Kehidupan
saya seperti layaknya sebuah pementasan wayang, dimana dalam sebuah pementasan
ada seorang dalang yang mengatur para wayangnya. Dalam pementasan wayang kulit
purwa di Jawa, gunungan menjadi sebuah lambang kehidupan dimana saat gunungan
ditancapkan itulah berarti kehidupan wayang dimulai. Dan ketika gunungan
dicabut dan di tancapkan ke tempat yang lain berarti kehidupan sebelumnya
berakhir dan digantikan dengan kehidupan yang baru.
Saya
hidup di dunia dengan berbagai problematika kehidupan, seperti layaknya wayang
saya seorang manusia yang menjalankan sebuah kehendak dzat yang luar biasa,
yang maha agung yang sudah mengatur kehidupan saya yakni Tuhan saya yaitu Allah.
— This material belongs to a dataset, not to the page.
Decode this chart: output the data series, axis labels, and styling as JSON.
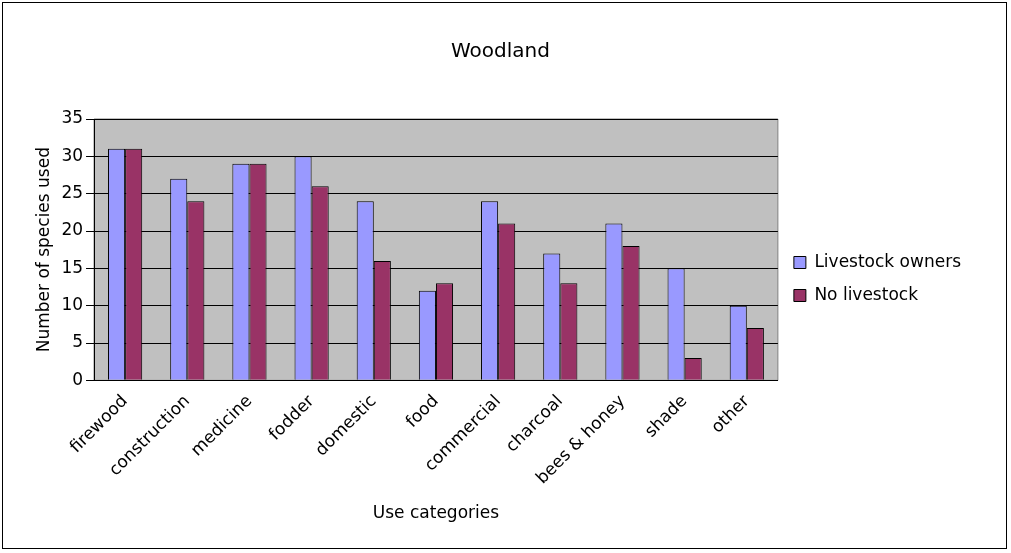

Kapan saatnya saya dihidupkan dan berakhirpun dan digantikan kehidupan yang
baru ada pada kehendak dalang kehidupan manusia. Dari bahasan buku ini
menggambarkan sebuah asal-usul hidup, tujuan hidup dan lambang gunungan sebagai
nilai-nilai kehidupan masyarakat Jawa yang sejalan dengan kehidupan saya
sebagai manusia.
Buku
filsafat jawa yang ditulis Agus Purwoko ini memang diambil dari makna kehidupan
yang dianut oleh masyarakat jawa dimana masyarakat jawa lebih mengutamakan pada
keselarasan sebuah kehidupan. Keselarasan hidup tersebut berkaitan dengan
kepercayaan dan keagamaan yang dikaitkan dengan kebudayaan yang berkembang.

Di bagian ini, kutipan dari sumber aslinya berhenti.